Title: Nova Praetorian
Author: N.R. Walker
Publisher: Amazon/Kindle Unlimited
Length: 394 Pages
At a Glance: There were many things that worked for me in Nova Praetorian, and they all came together in a rather beautiful way.
Reviewed By: Lisa
Blurb: Quintus Furius Varus is one of the best lanistas in Rome. Tall and strong in build, fearsome in manner, and sharp of wit, he trains the best gladiators bound for the arenas of Rome. When Senator Servius Augendus seeks personal guards, he attends the Ludus Varus for purchase of the very best. He puts to Quintus an offer he cannot refuse, and Quintus finds himself in Neapolis, contracted as a trainer of guards instead of gladiators.
Kaeso Agorix was taken from his homelands of Iberia and delivered to Rome as a slave. Bought by a senator to be trained as a guard, his fate is handed to the man who would train him. Absent free will, Kaeso knows his life is no longer his own, though he soon realises the gods have favoured him when he learns his new master has a kind heart.
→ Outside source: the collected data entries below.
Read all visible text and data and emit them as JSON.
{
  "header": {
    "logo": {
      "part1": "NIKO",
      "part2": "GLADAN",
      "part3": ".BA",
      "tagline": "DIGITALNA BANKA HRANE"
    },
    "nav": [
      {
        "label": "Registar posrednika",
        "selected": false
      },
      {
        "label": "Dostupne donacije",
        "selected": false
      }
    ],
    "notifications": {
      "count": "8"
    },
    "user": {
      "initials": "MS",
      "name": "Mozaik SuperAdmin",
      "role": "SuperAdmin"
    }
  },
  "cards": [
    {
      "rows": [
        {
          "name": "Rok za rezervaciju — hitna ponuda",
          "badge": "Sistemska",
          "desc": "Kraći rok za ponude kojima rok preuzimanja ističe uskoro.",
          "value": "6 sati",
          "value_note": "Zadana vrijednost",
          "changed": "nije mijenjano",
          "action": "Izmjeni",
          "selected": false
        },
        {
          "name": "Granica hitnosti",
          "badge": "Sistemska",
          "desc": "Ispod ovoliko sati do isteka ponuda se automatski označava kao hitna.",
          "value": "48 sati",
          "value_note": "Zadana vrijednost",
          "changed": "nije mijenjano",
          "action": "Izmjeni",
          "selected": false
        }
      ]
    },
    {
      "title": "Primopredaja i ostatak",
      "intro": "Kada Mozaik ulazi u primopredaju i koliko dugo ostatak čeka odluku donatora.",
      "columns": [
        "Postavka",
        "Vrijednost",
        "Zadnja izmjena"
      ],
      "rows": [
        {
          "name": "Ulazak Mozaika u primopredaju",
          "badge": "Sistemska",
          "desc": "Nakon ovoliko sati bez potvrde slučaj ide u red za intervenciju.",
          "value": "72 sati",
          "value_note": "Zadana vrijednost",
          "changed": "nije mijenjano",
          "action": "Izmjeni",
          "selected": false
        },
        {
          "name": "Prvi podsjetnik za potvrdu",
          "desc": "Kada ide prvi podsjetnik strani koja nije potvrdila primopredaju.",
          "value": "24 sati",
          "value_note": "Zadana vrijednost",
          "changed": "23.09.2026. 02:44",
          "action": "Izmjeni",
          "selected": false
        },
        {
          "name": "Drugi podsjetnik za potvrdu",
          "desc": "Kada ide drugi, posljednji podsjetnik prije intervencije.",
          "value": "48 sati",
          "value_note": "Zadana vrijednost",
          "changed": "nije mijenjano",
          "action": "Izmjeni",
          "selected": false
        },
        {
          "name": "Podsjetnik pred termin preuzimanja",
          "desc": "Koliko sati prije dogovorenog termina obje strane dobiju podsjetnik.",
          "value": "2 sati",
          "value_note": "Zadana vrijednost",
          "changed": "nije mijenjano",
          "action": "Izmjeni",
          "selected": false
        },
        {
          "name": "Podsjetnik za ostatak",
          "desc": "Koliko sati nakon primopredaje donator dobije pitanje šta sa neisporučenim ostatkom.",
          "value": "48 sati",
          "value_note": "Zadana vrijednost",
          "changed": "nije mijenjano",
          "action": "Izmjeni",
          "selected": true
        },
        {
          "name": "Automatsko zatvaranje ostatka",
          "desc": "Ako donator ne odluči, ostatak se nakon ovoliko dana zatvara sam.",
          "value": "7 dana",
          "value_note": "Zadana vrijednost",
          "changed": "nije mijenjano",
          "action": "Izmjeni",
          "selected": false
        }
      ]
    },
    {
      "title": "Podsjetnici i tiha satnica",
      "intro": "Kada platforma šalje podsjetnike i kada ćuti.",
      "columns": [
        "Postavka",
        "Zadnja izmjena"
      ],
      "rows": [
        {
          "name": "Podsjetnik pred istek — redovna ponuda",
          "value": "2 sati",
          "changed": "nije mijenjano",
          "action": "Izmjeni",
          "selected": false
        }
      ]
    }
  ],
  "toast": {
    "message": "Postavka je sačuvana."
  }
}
Quintus and Kaeso forge a bond that far exceeds the collar at Kaeso’s neck, and together they discover the senator’s move for promotion has an ulterior motive. Thrown into a world of politics and conspiracy, of keeping enemies close, they move against time to save Rome before traitors and the gods themselves see to their end.
And in doing so, see the dawn of the nova praetorian—the new guard—rise.
Review: There are more than a few authors in the LGBT Romance genre who’ve penned novels set in Ancient Rome—books which I’ve read and loved—each of whom put their own signature touches on the lives and times of their fictional men in a reality-based setting. And now, with Nova Praetorian, I can happily add author N.R. Walker to that list. There were many things that worked for me in this novel, and they all came together in a rather beautiful way.
Building a genuine relationship on the foundation of enslavement isn’t an easy task, at least not when it’s involuntary servitude as opposed to the consensual sort we see in BDSM, but Walker met the challenges of establishing a solid and, perhaps more importantly, believable romance between Quintus Furius Varus and the slave Kaeso Agorix. Honor, dignity, respect and trust each come into focus in their own way and become an integral part of the story, those mutual characteristics coming to the fore to be absorbed as a common bond, and then there is the obvious primal attraction between them that is capitalized on as well, to lead to something so much deeper and more whole, a completion that includes the men being on equal footing in the relationship, which is something not easily achieved and they must fight for against a backdrop of political intrigue.
Senator Servius Augendus has plans to further his career, plans which include using Quintus, Quintus’ gladiators, whom he considers family, and Kaeso, whom Servius gives to Quintus with orders to break the newly arrived slave of his defiance—the failure of which Quintus himself would pay for. I liked watching the machinations and maneuverings as they played out against the story’s romantic arc and how the senator’s baser avarice and grasp for power served at cross-purposes to place Kaeso on equal footing with Quintus. Kaeso was to be little more than collateral used to keep Quintus in line, but Kaeso very often was the voice of reason when Quintus’ fighting instincts came into play, and while Quintus didn’t always welcome Kaeso’s opinions, or handle them graciously, for that matter, his respect and admiration for his ‘rabbit’ was impossible to miss. Which then became a handicap, as that which is our greatest treasure can also be our single greatest weakness.
While there are some historically significant events that take place during the story, and there’s an obvious attention to detail with respect to the time period, Walker took those events and details and made them her own and then populated the story with characters who are intelligent, fierce, warm and humorous on one side, while on the other, there are those who manipulate and betray and slay anyone who stands as an obstacle to their objective, all for the sake of greed and profit. Justice in Ancient Rome was often meted out swiftly and brutally at the end of dagger, sword or spear; it was a time when blood sport was cheered and death was a gift to the gods. There is also a race-against-time aspect to the storyline that plays out against a historical event that not only adds a sense of heartache to the story but also keeps it fast paced and fraught with tension as the danger and conflict peaks.
Make no mistake, though; it is the romance that takes center stage in Nova Praetorian, and it’s beautifully cast and formed, just as one would expect from this author. Whether in competition or playfulness, in turmoil or trouble, there was never a moment I doubted the bond or the truth of the vows Quintus made to Kaeso that they would be together always, come what may. This is a romance lovers romance, replete with passion and sensuality and a happy ever after too, for two men who fought the odds and won.